Global financial markets experienced a relatively quiet start to the week yesterday as they await key data and central bank meetings in the coming days. Stock markets remained bid across the globe but there was little in the way of attention grabbing moves, the European bourses all finished in the black after dipping earlier in the session and US indices remained at highs. The dollar continued to drift lower off of recent highs with the Dxy now trading back under 98.00. Oil remained volatile as the market continues to assess the impact of sanctions, WTI trading at $63.5/b and Brent at $72/b and Gold pulled back off Fridays rally to trade back around 1280.
Liquidity is set to remain an issue in the next couple of days with Japan off for the entire week and May Day holidays closing most European markets tomorrow. However some key risk events are due as we progress through the week and we could see some exacerbated moves in holiday thinned conditions. Tomorrow is when the market will be at its most vulnerable to liquidity issues with both Japan and China on holiday in Asia and European trading desks thinly manned, there’s not much on the calendar through the first two sessions of the day but the US session see’s the latest Fed rate announcement and statement and anything fresh from the Fed could see some strong moves across products. An even more dovish Fed will push the dollar lower in the short term and give further impetus for topside gains in the stock markets, however anything pushing to a more neutral stance should see a significant correction of recent moves.

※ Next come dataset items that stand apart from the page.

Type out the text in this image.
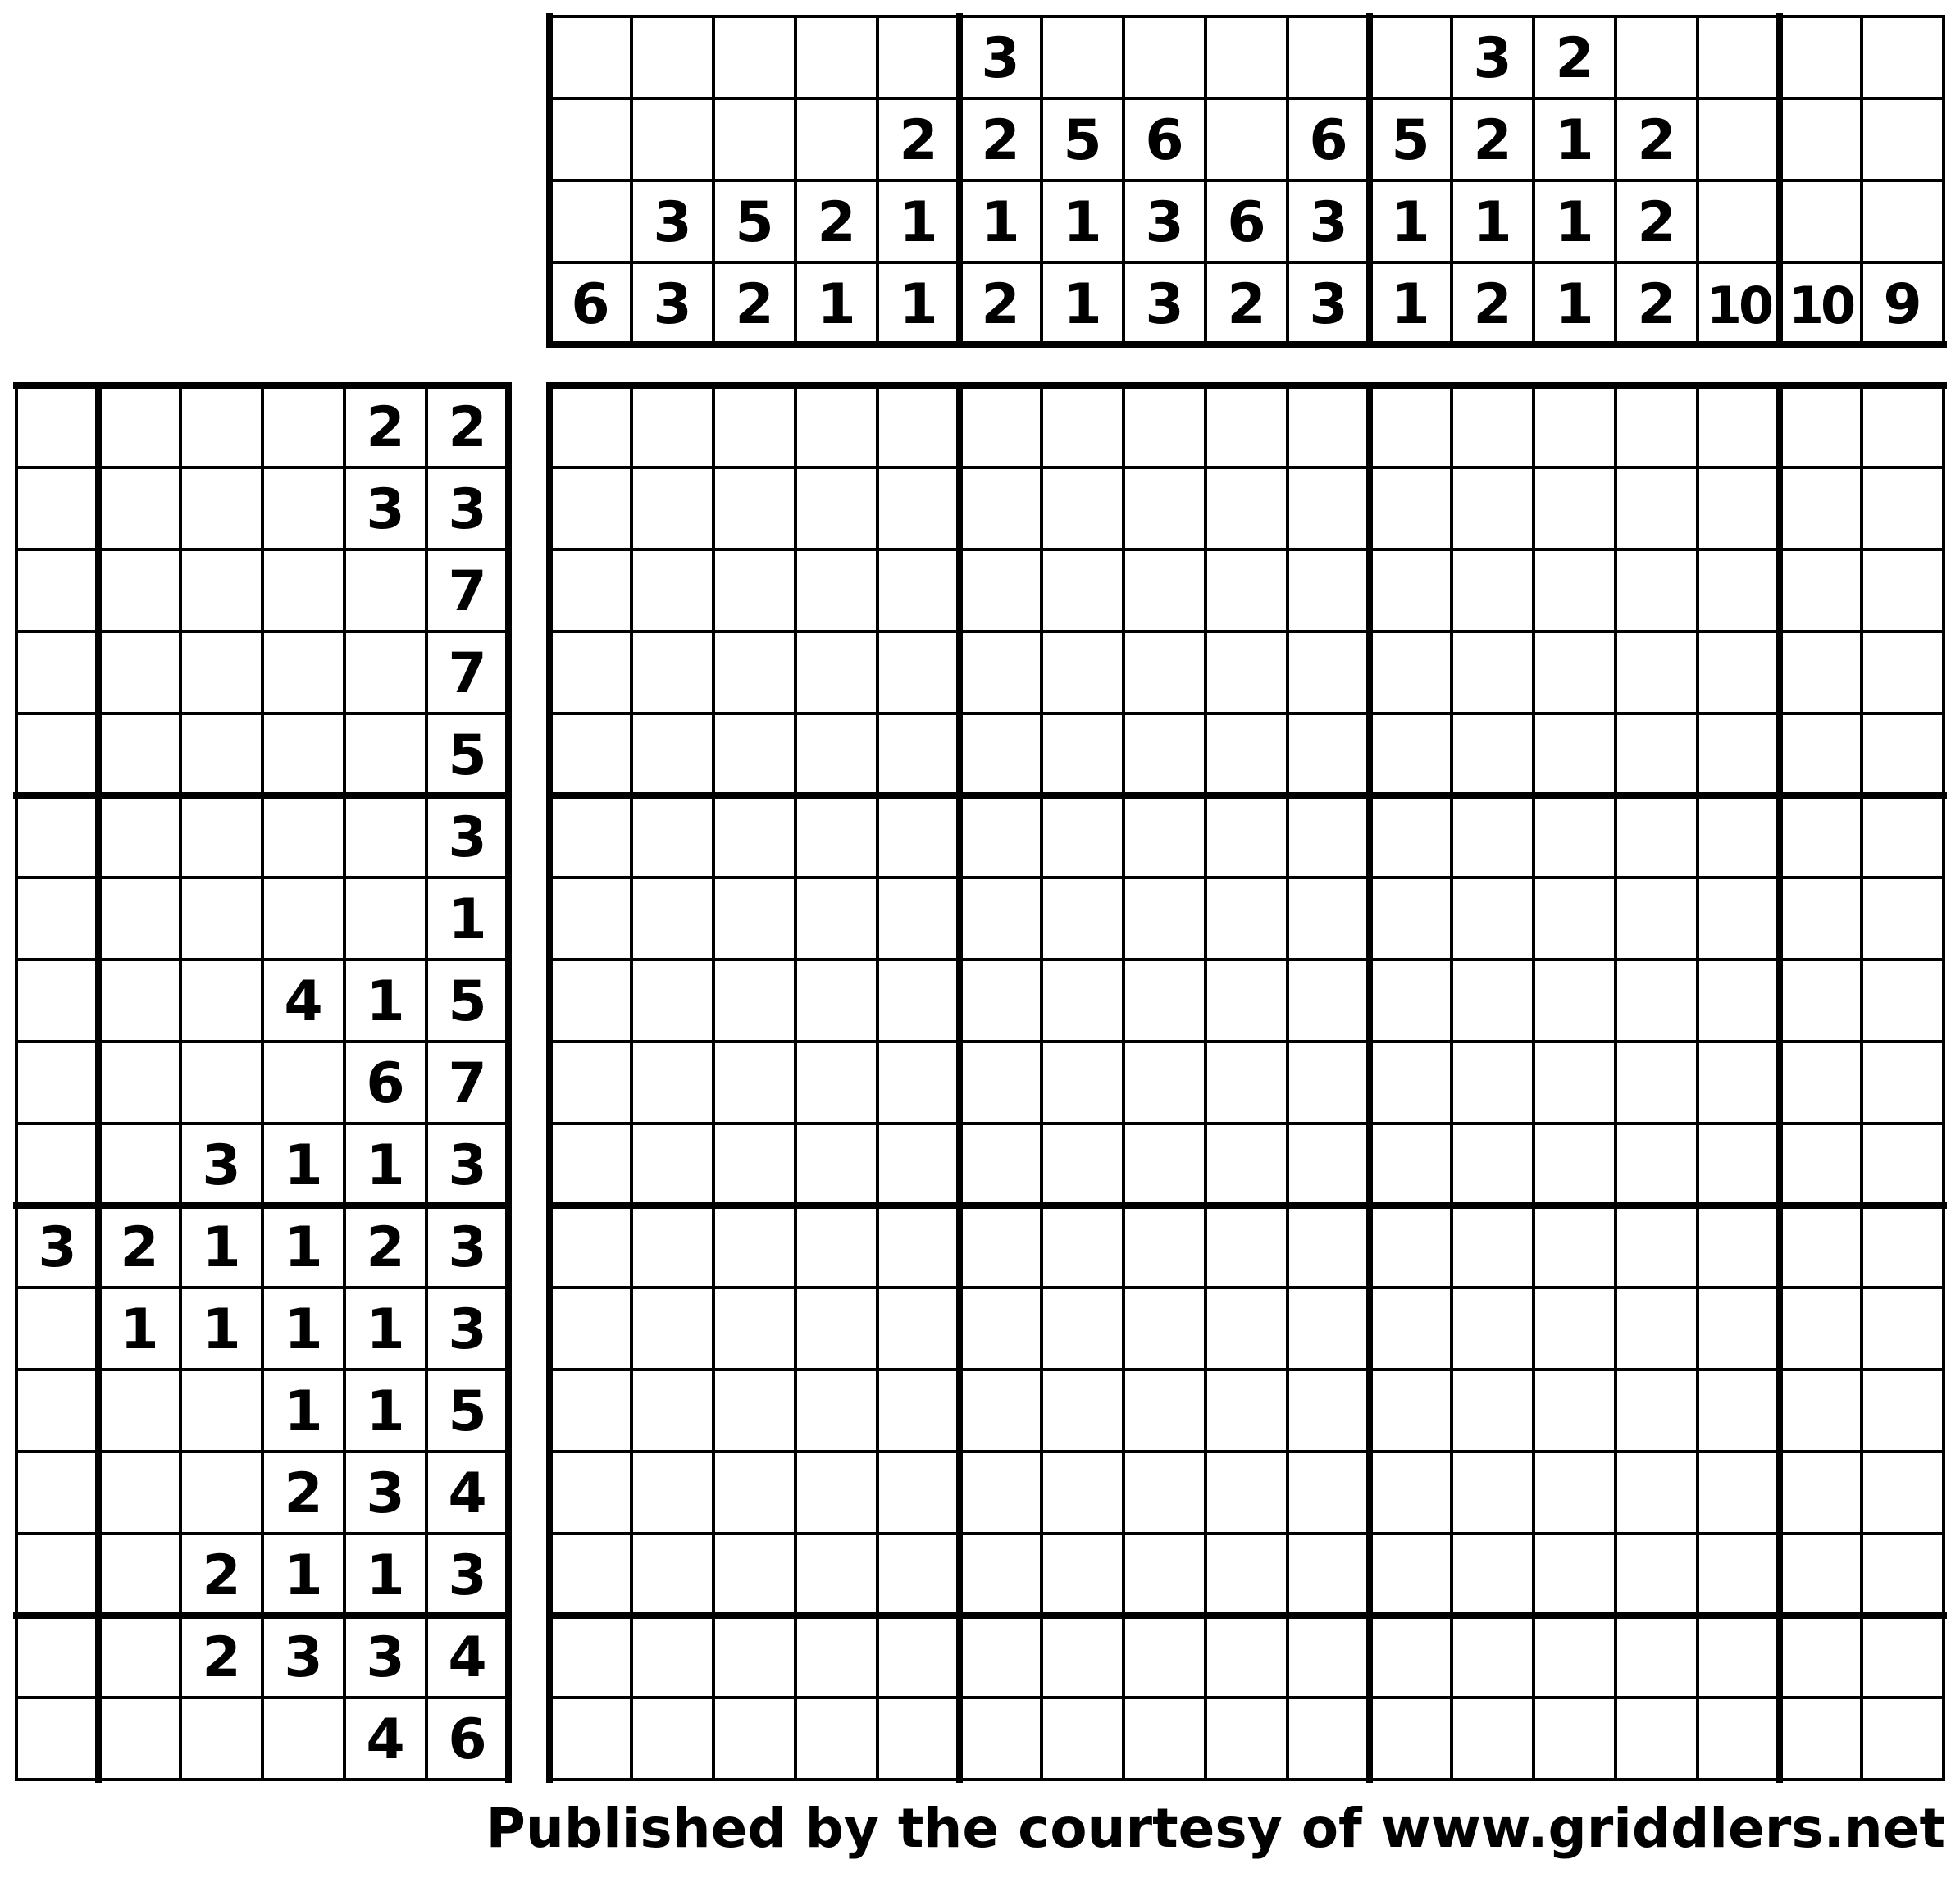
6
3
3
5
2
2
1
2
1
1
3
2
1
2
5
1
1
6
3
3
6
2
6
3
3
5
1
1
3
2
1
2
2
1
1
1
2
2
2 10 10 9
2 2
3 3
7
7
5
3
1
4 1 5
6 7
3 1 1 3
3 2 1 1 2 3
1 1 1 1 3
1 1 5
2 3 4
2 1 1 3
2 3 3 4
4 6
Published by the courtesy of www.griddlers.net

Chinese PMI numbers are due out today in the Asian session and these are expected to remain north of the 50 level as domestic stimulus continues to buoy the Chinese economy, however anything well outside expectation especially with Chinese data will see some significant moves. Kiwi traders will be watching the NZ Business Confidence data closely which is due out at the same time. In the London session there is a whole raft of second tier data due but expect more range bound conditions as traders look to tomorrows holiday. Focus will move to Canada on the US open with the latest GDP numbers due out as well as comments from BOC Governor Poloz later in the day as he testifies before the governments finance committee in Ottawa. US Consumer Confidence data is also due out later in the day with the market looking for a 126.2 print and investors will be monitoring more updates from corporate America as earnings season rolls on.